I just stumbled across this piece of Cory Doctorow and it’s an excellent read!

And important for anyone interested in the sneaky ways the incredibly adaptive forces of un-controlled capitalism exploit our cognitive weaknesses to influence our behaviour. Doctorow is one of the few people I know who really understand (and can express) the awe-inspiring qualities of the dopamine net we are all entangled in and how ubiquitous it is in controlling our behaviour – both off and on-line. But… I think he’s made a minor (and extremely forgivable) mistake in how he applied the concept of ‘reinforcement schedules.

So firstly, go have a read of Cory Doctorow’s article on ‘Persuasion, Adaptation, and the Arms Race for Your Attention’.

Good stuff eh? And he’s bang on point with almost all of that. But let’s talk about reinforcement schedules for a minute.

A reinforcement schedule describes how often you get a reward in response to an action. Eg: a payout when pulling the lever on a slot-machine (or a food pellet for pulling the lever in a cage – same thing). If you get a reward every time you pull the lever – that’s continual reinforcement. And leads to a certain level of learnt response and resulting behaviour. However things get interesting when you manipulate the relationship between lever pulls and rewards. You can vary the interval of rewards (ie: a reward every minute – regardless of lever pulls) or the ratio of rewards (ie: a reward for every 5 lever pulls). Each results in quite different patterns of behaviour. And one specific ratio has really interesting properties. One weird trick, you might say… If you don’t know when the next reward is coming – but it’s somehow related to how often you pull the lever – what are you going to do? You are going to mash that lever as often as possible. Ie: an intermittent reward ratio results in really high intensity responding. Think loot boxes, slot machines, or compulsively checking yr email or your phone for new notifications.

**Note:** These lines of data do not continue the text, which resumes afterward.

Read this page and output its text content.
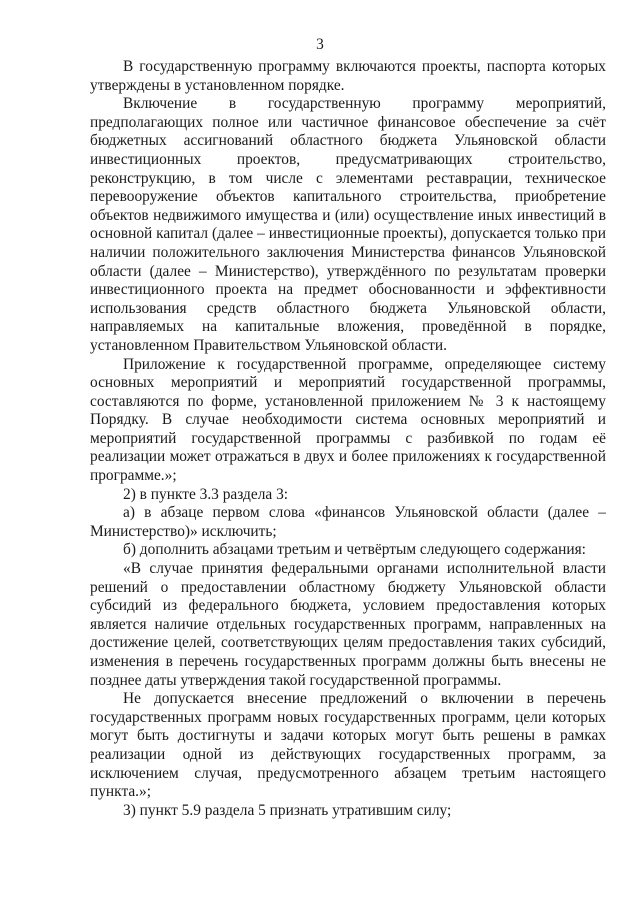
3

В государственную программу включаются проекты, паспорта которых утверждены в установленном порядке.

Включение в государственную программу мероприятий, предполагающих полное или частичное финансовое обеспечение за счёт бюджетных ассигнований областного бюджета Ульяновской области инвестиционных проектов, предусматривающих строительство, реконструкцию, в том числе с элементами реставрации, техническое перевооружение объектов капитального строительства, приобретение объектов недвижимого имущества и (или) осуществление иных инвестиций в основной капитал (далее – инвестиционные проекты), допускается только при наличии положительного заключения Министерства финансов Ульяновской области (далее – Министерство), утверждённого по результатам проверки инвестиционного проекта на предмет обоснованности и эффективности использования средств областного бюджета Ульяновской области, направляемых на капитальные вложения, проведённой в порядке, установленном Правительством Ульяновской области.

Приложение к государственной программе, определяющее систему основных мероприятий и мероприятий государственной программы, составляются по форме, установленной приложением № 3 к настоящему Порядку. В случае необходимости система основных мероприятий и мероприятий государственной программы с разбивкой по годам её реализации может отражаться в двух и более приложениях к государственной программе.»;

2) в пункте 3.3 раздела 3:

а) в абзаце первом слова «финансов Ульяновской области (далее – Министерство)» исключить;

б) дополнить абзацами третьим и четвёртым следующего содержания:

«В случае принятия федеральными органами исполнительной власти решений о предоставлении областному бюджету Ульяновской области субсидий из федерального бюджета, условием предоставления которых является наличие отдельных государственных программ, направленных на достижение целей, соответствующих целям предоставления таких субсидий, изменения в перечень государственных программ должны быть внесены не позднее даты утверждения такой государственной программы.

Не допускается внесение предложений о включении в перечень государственных программ новых государственных программ, цели которых могут быть достигнуты и задачи которых могут быть решены в рамках реализации одной из действующих государственных программ, за исключением случая, предусмотренного абзацем третьим настоящего пункта.»;

3) пункт 5.9 раздела 5 признать утратившим силу;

So not knowing when the next reward is coming (intermittent reinforcement) leads to remarkable increases in the levels of reward-generating behaviour.

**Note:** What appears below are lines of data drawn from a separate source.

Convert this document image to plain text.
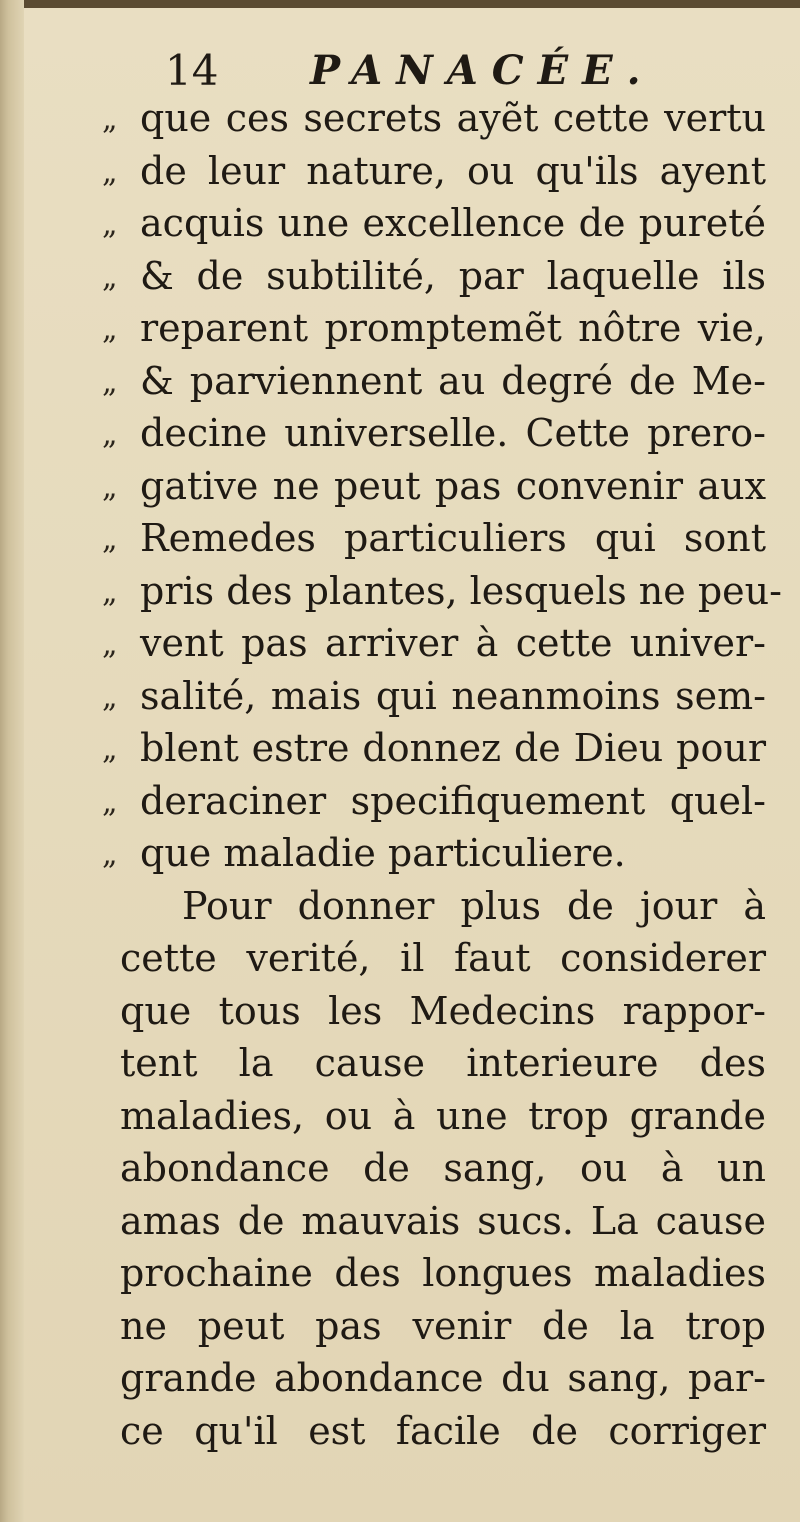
14 PANACÉE.
„ que ces secrets ayẽt cette vertu
„ de leur nature, ou qu'ils ayent
„ acquis une excellence de pureté
„ & de subtilité, par laquelle ils
„ reparent promptemẽt nôtre vie,
„ & parviennent au degré de Me-
„ decine universelle. Cette prero-
„ gative ne peut pas convenir aux
„ Remedes particuliers qui sont
„ pris des plantes, lesquels ne peu-
„ vent pas arriver à cette univer-
„ salité, mais qui neanmoins sem-
„ blent estre donnez de Dieu pour
„ deraciner specifiquement quel-
„ que maladie particuliere.
Pour donner plus de jour à
cette verité, il faut considerer
que tous les Medecins rappor-
tent la cause interieure des
maladies, ou à une trop grande
abondance de sang, ou à un
amas de mauvais sucs. La cause
prochaine des longues maladies
ne peut pas venir de la trop
grande abondance du sang, par-
ce qu'il est facile de corriger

But then Doctorow asserts:

“…Behavioral marketers know that they can prolong the efficacy of these techniques with “intermittent reinforcement” (that is, using each technique sparingly, at random intervals, which make them more resistant to our ability to grow accustomed to them),…”

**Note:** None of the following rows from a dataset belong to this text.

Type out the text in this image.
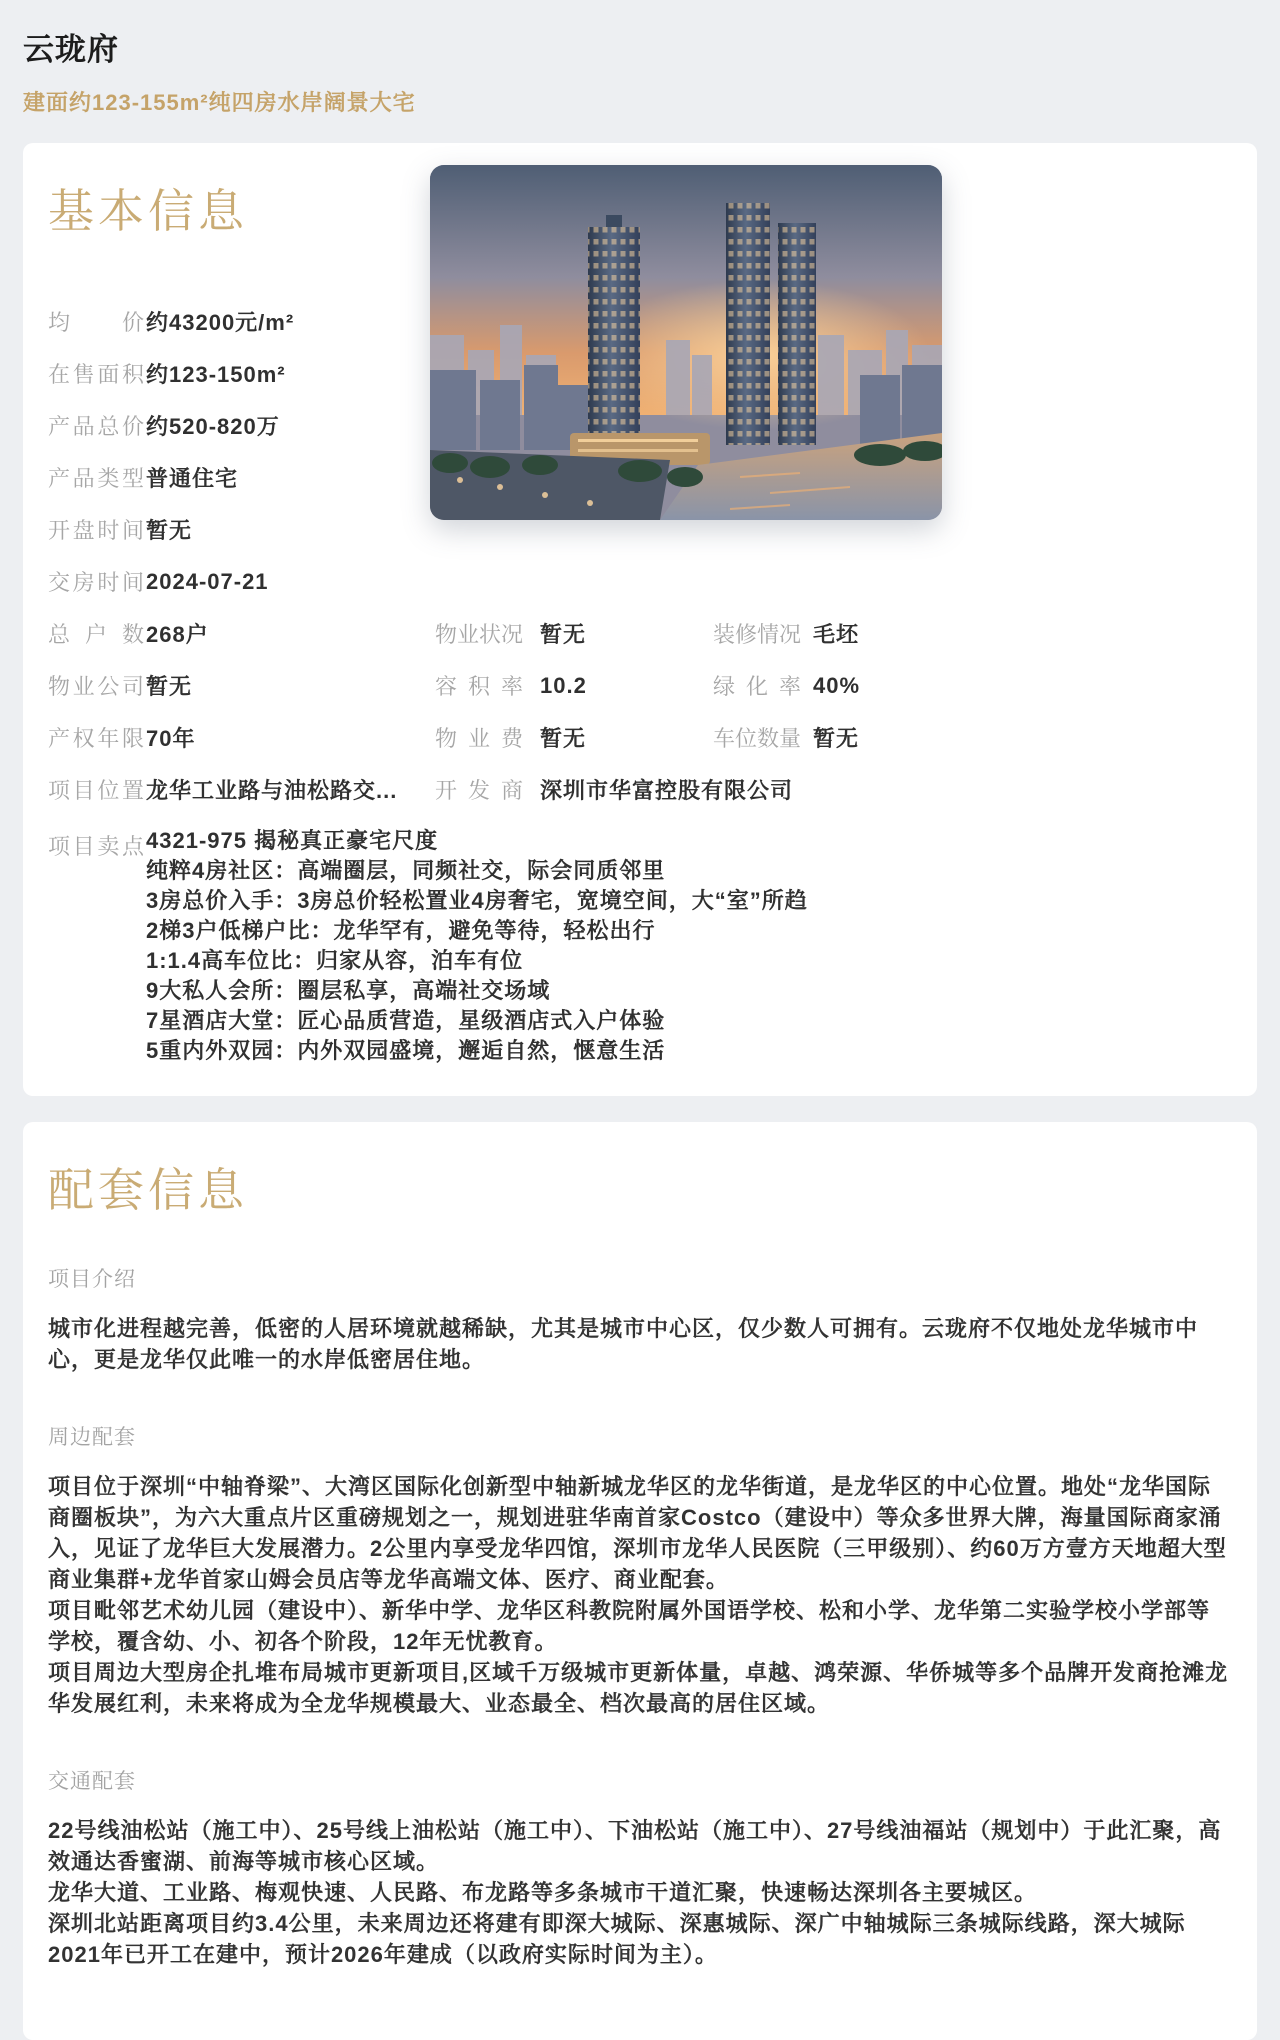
云珑府
建面约123-155m²纯四房水岸阔景大宅
基本信息
均价 约43200元/m²
在售面积 约123-150m²
产品总价 约520-820万
产品类型 普通住宅
开盘时间 暂无
交房时间 2024-07-21
总户数 268户	物业状况 暂无	装修情况 毛坯
物业公司 暂无	容积率 10.2	绿化率 40%
产权年限 70年	物业费 暂无	车位数量 暂无
项目位置 龙华工业路与油松路交... 开发商 深圳市华富控股有限公司
项目卖点 4321-975 揭秘真正豪宅尺度
纯粹4房社区：高端圈层，同频社交，际会同质邻里
3房总价入手：3房总价轻松置业4房奢宅，宽境空间，大“室”所趋
2梯3户低梯户比：龙华罕有，避免等待，轻松出行
1:1.4高车位比：归家从容，泊车有位
9大私人会所：圈层私享，高端社交场域
7星酒店大堂：匠心品质营造，星级酒店式入户体验
5重内外双园：内外双园盛境，邂逅自然，惬意生活
配套信息
项目介绍

城市化进程越完善，低密的人居环境就越稀缺，尤其是城市中心区，仅少数人可拥有。云珑府不仅地处龙华城市中心，更是龙华仅此唯一的水岸低密居住地。

周边配套

项目位于深圳“中轴脊梁”、大湾区国际化创新型中轴新城龙华区的龙华街道，是龙华区的中心位置。地处“龙华国际商圈板块”，为六大重点片区重磅规划之一，规划进驻华南首家Costco（建设中）等众多世界大牌，海量国际商家涌入，见证了龙华巨大发展潜力。2公里内享受龙华四馆，深圳市龙华人民医院（三甲级别）、约60万方壹方天地超大型商业集群+龙华首家山姆会员店等龙华高端文体、医疗、商业配套。

项目毗邻艺术幼儿园（建设中）、新华中学、龙华区科教院附属外国语学校、松和小学、龙华第二实验学校小学部等学校，覆含幼、小、初各个阶段，12年无忧教育。

项目周边大型房企扎堆布局城市更新项目,区域千万级城市更新体量，卓越、鸿荣源、华侨城等多个品牌开发商抢滩龙华发展红利，未来将成为全龙华规模最大、业态最全、档次最高的居住区域。

交通配套

22号线油松站（施工中）、25号线上油松站（施工中）、下油松站（施工中）、27号线油福站（规划中）于此汇聚，高效通达香蜜湖、前海等城市核心区域。

龙华大道、工业路、梅观快速、人民路、布龙路等多条城市干道汇聚，快速畅达深圳各主要城区。

深圳北站距离项目约3.4公里，未来周边还将建有即深大城际、深惠城际、深广中轴城际三条城际线路，深大城际2021年已开工在建中，预计2026年建成（以政府实际时间为主）。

Which is kind of a little bit of a mis-use of the term. Intermittent reinforcement specifically refers to the relationship of a reward as the result of an action in a given scenario (there is actually some more complexity here about conditioning stimuli etc… but let’s not get into that right now). Here Doctorow is suggesting it refers to how often the entire scenario is presented which is something that the concept doesn’t really talk about. So in all likelihood, he is right in that only occasionally presenting the specific situation where this kind of reinforcement occurs is likely to result in less learning and lower levels of response. Sure. But this is likely to be due to the fact that people learn less because their exposed to the relationship less – NOT because they learn abou the relationship and their behaviour is shaped accordingly.

Anyway – it’s a trivial and understandable mis-reading of the psych literature. And he is totally on point in terms of the implications in tech design, media and the attention economy.